Sunday, 4 August 2013

If you have never heard of Charles H Spurgeon, then you are missing out on the teaching of one of Gods greatest teachers every to grace Christian History.  Forget much of the new kind of hype preaching that occurs today.  That is often entertainment.  But real teaching of the Word of God is found in many of the great men that were around during the revival period.  This was in the 1800s.

Here is the introduction to one of Spurgeon's sermons - his Sermon on Love

Delivered on Sabbath Morning, December 19th, 1858, At the Music Hall, Royal Surrey Gardens.
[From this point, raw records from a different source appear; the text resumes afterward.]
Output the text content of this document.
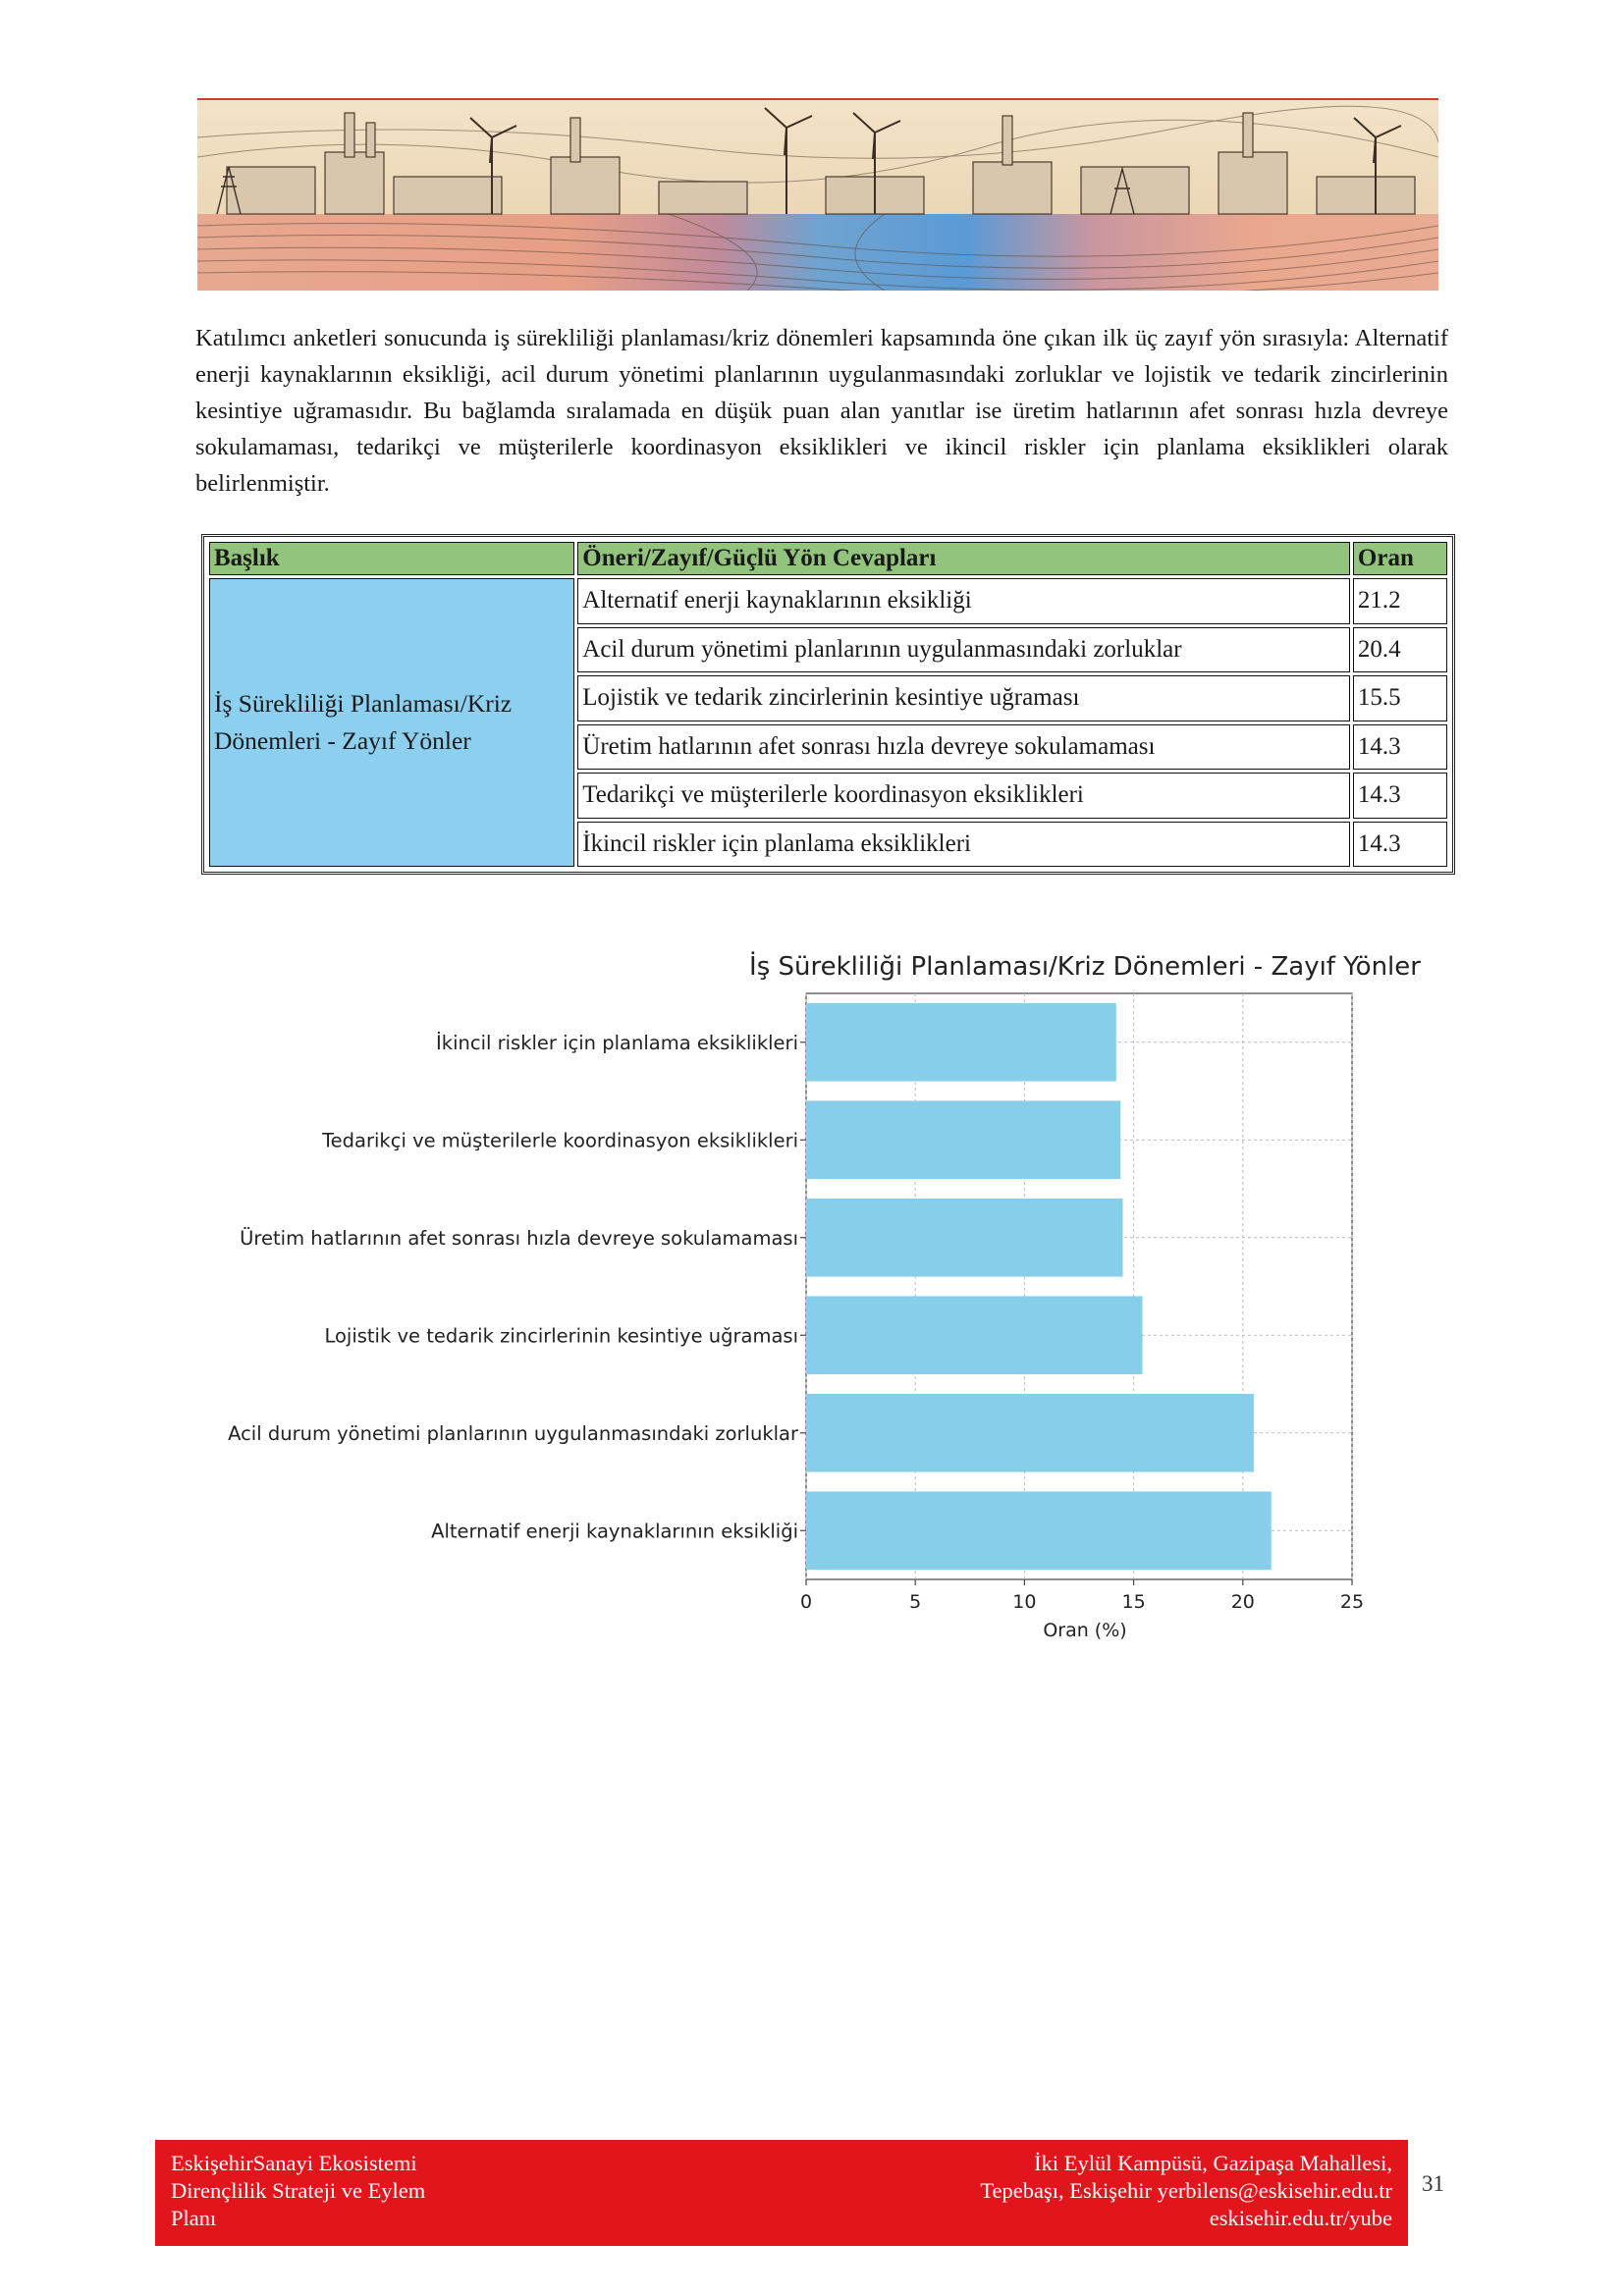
Katılımcı anketleri sonucunda iş sürekliliği planlaması/kriz dönemleri kapsamında öne çıkan ilk üç zayıf yön sırasıyla: Alternatif enerji kaynaklarının eksikliği, acil durum yönetimi planlarının uygulanmasındaki zorluklar ve lojistik ve tedarik zincirlerinin kesintiye uğramasıdır. Bu bağlamda sıralamada en düşük puan alan yanıtlar ise üretim hatlarının afet sonrası hızla devreye sokulamaması, tedarikçi ve müşterilerle koordinasyon eksiklikleri ve ikincil riskler için planlama eksiklikleri olarak belirlenmiştir.

Başlık	Öneri/Zayıf/Güçlü Yön Cevapları	Oran
İş Sürekliliği Planlaması/Kriz Dönemleri - Zayıf Yönler	Alternatif enerji kaynaklarının eksikliği	21.2
	Acil durum yönetimi planlarının uygulanmasındaki zorluklar	20.4
	Lojistik ve tedarik zincirlerinin kesintiye uğraması	15.5
	Üretim hatlarının afet sonrası hızla devreye sokulamaması	14.3
	Tedarikçi ve müşterilerle koordinasyon eksiklikleri	14.3
	İkincil riskler için planlama eksiklikleri	14.3
İş Sürekliliği Planlaması/Kriz Dönemleri - Zayıf Yönler
İkincil riskler için planlama eksiklikleri
Tedarikçi ve müşterilerle koordinasyon eksiklikleri
Üretim hatlarının afet sonrası hızla devreye sokulamaması
Lojistik ve tedarik zincirlerinin kesintiye uğraması
Acil durum yönetimi planlarının uygulanmasındaki zorluklar
Alternatif enerji kaynaklarının eksikliği
0	5	10	15	20	25
Oran (%)
EskişehirSanayi Ekosistemi
Dirençlilik Strateji ve Eylem
Planı
İki Eylül Kampüsü, Gazipaşa Mahallesi,
Tepebaşı, Eskişehir yerbilens@eskisehir.edu.tr
eskisehir.edu.tr/yube
31
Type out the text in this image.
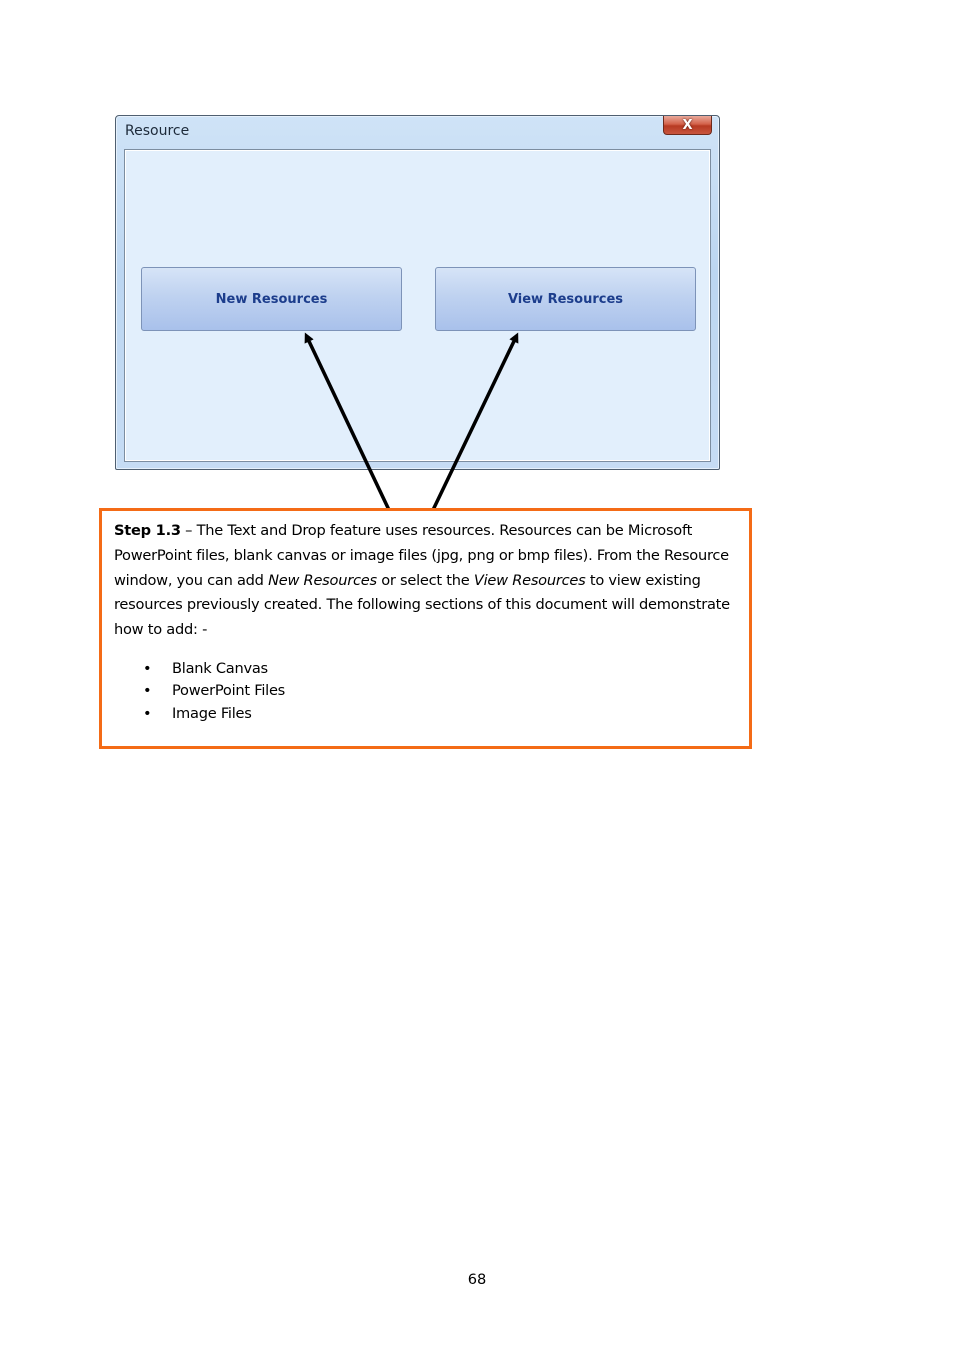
Resource	X
New Resources	View Resources

Step 1.3 – The Text and Drop feature uses resources. Resources can be Microsoft PowerPoint files, blank canvas or image files (jpg, png or bmp files). From the Resource window, you can add New Resources or select the View Resources to view existing resources previously created. The following sections of this document will demonstrate how to add: -

• Blank Canvas
• PowerPoint Files
• Image Files
68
DURING the last two Sabbath days I have been preaching the gospel to the unconverted. I have earnestly exhorted the very chief of sinners to look to Jesus Christ, and have assured them that as a preparation for coming to Christ, they need no good works, or good dispositions, but that they may come, just as they are, to the foot of the cross, and receive the pardoning blood and all-sufficient merits of the Lord Jesus Christ. The thought has since occurred to me, that some who were ignorant of the gospel might, perhaps, put this query:—Is this likely to promote morality? If the gospel be a proclamation of pardon to the very chief of sinners, will not this be a license to sin? In what respects can the gospel be said to be a gospel according to holiness? How will such preaching operate? Will it make men better? Will they be more attentive to the laws which relate to man and man? Will they be more obedient to the statutes which relate to man and God? I thought, therefore, that we would advance a step further, and endeavour to show, this morning, how the proclamation of the gospel of God, though in the commencement it addresses itself to men who are utterly destitute of any good, is, nevertheless, designed to lead these very men to the noblest heights of virtue, yea, to ultimate perfection in holiness. The text tells us, that the effect of the gospel received in the heart is, that it compels and constrains such a heart to love God. "We love him, because he first loved us." When the gospel comes to us it does not find us loving God, it does not expect anything of us, but coming with the divine application of the Holy Ghost, it simply assures us that God loves us, be we never so deeply immersed in sin; and then, the after effect of this proclamation of love is, that "we love him because he first loved us."
And that my friends is the message of the Gospel.  A Gospel of Love.